Besonders betroffen hiervon sind wiederum die Vermarkter von Windenergie- und Solaranlagen, da es aufgrund der fluktuierenden Erzeugung zwangsläufig zu Abweichungen zwischen Prognose und tatsächlicher Einspeisung kommt und deshalb von diesen regelmäßig Ausgleichsenergie in Anspruch genommen werden muss. In der Folge sind es dann aber auch die Vermarkter von Windenergie- und Solaranlagen, die von den hohen Arbeitspreisen und insbesondere den Preisspitzen in besonderem Maße betroffen sind. Die ersten Direktvermarkter hatten deshalb auch bereits versucht, die gestiegenen Kosten im Rahmen vertraglich vereinbarter Preisanpassungsklauseln an ihre Kunden, die Betreiber von Windenergie- und Solaranlagen weiterzugeben. Ob dies gerechtfertigt ist, sollte zwar stets anhand der vertraglichen Vereinbarungen genau geprüft werden. Eins zeigt sich aber an diesem Vorgang deutlich: Ein eindeutiger Gewinn für die gesamte Erneuerbare-Energien-Branche war die Aufhebung des Mischpreisverfahrens nicht.

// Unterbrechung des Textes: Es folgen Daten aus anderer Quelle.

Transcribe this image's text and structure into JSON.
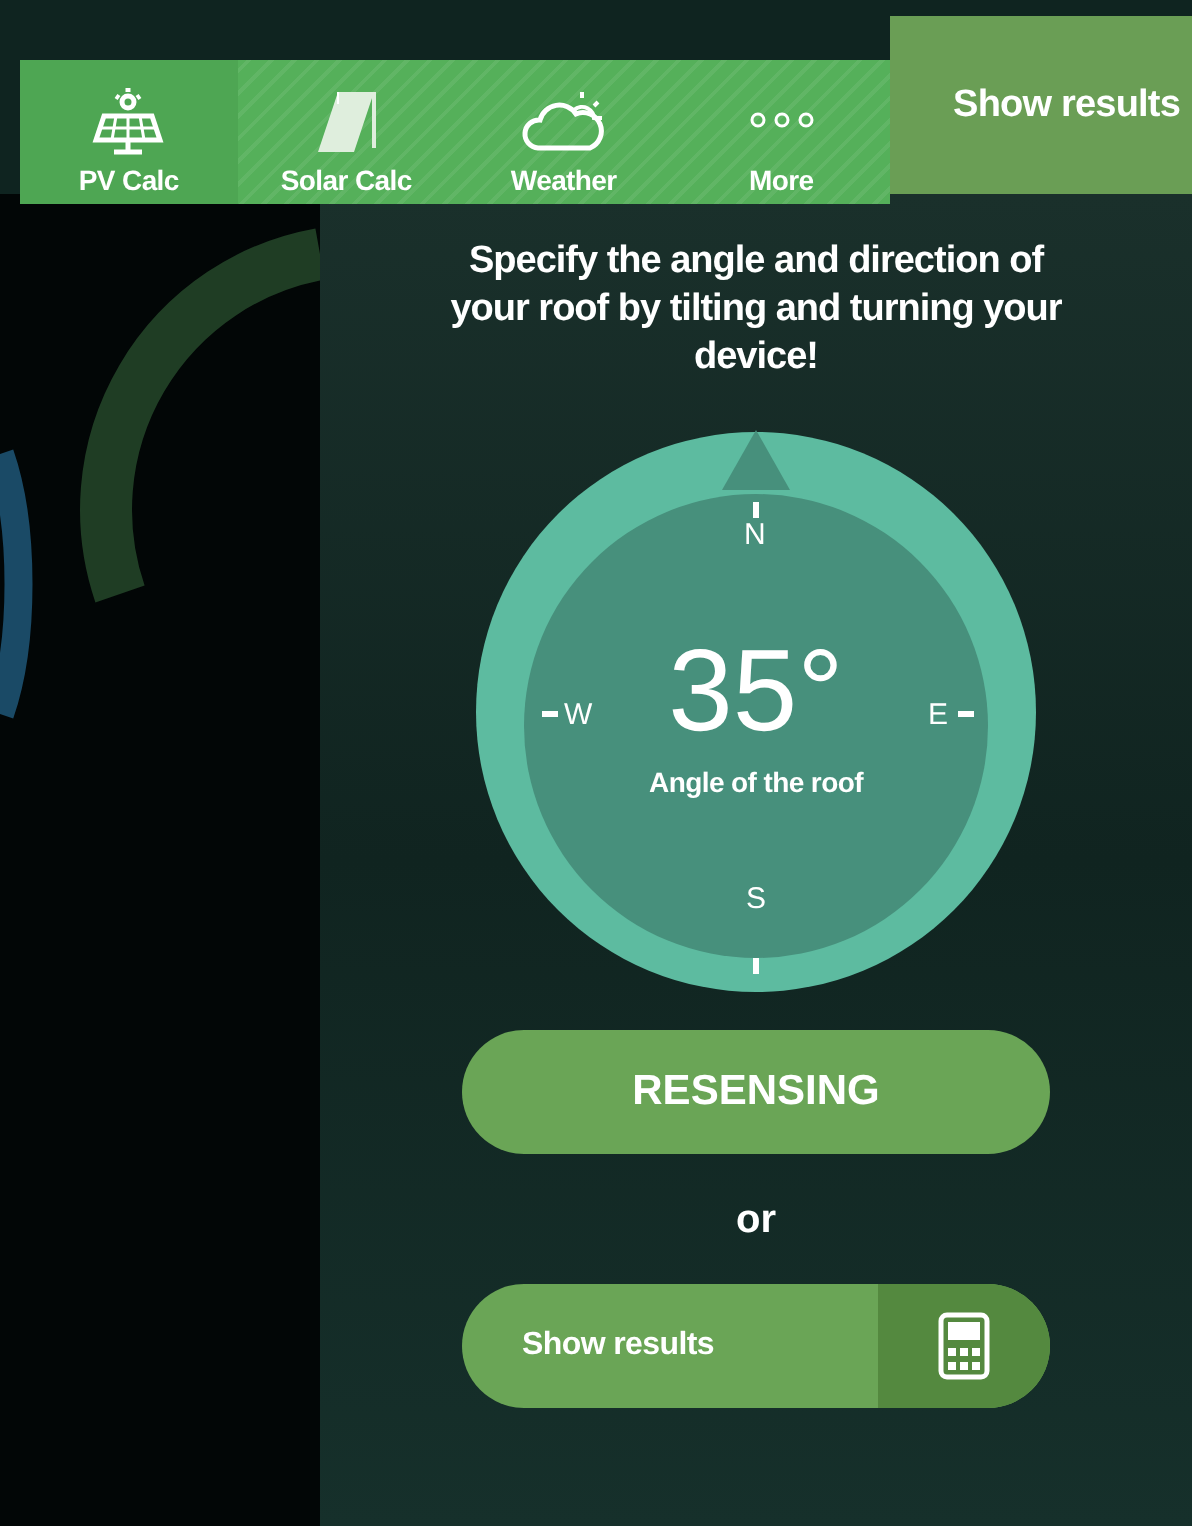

Vielmehr ist nun die Bundesnetzagentur gefordert, sich zügig an die Umsetzung der europarechtlichen Vorgaben zu machen und endlich ein ausgewogenes und für alle Marktbeteiligten angemessenes Regelenergiesystem zu erarbeiten, welches weder übermäßige und wirtschaftlich nicht zu rechtfertigende Preisausschläge noch eine systematische Benachteiligung einzelner Marktteilnehmer zur Folge hat. Und diesbezüglich ist die Bundesnetzagentur dann auch bereits im Oktober aktiv geworden, indem sie zunächst die Übertragungsnetzbetreiber aufforderte, wieder die – bereits aus dem Jahr 2018 bekannte – technische Preisobergrenze von 9.999 Euro einzuführen, was zu einer Beruhigung der Preis am Regelenergiemarkt und somit auch der Ausgleichsenergiepreise führen dürfte. Zugleich kündigte die Bundesnetzagentur an, dass spätestens zum 1. Juni 2020 der Regelarbeitsmarkt starten wird (die entsprechende Pressemitteilung der Bundesnetzagentur vom 8. Oktober 2019 findet sich hier).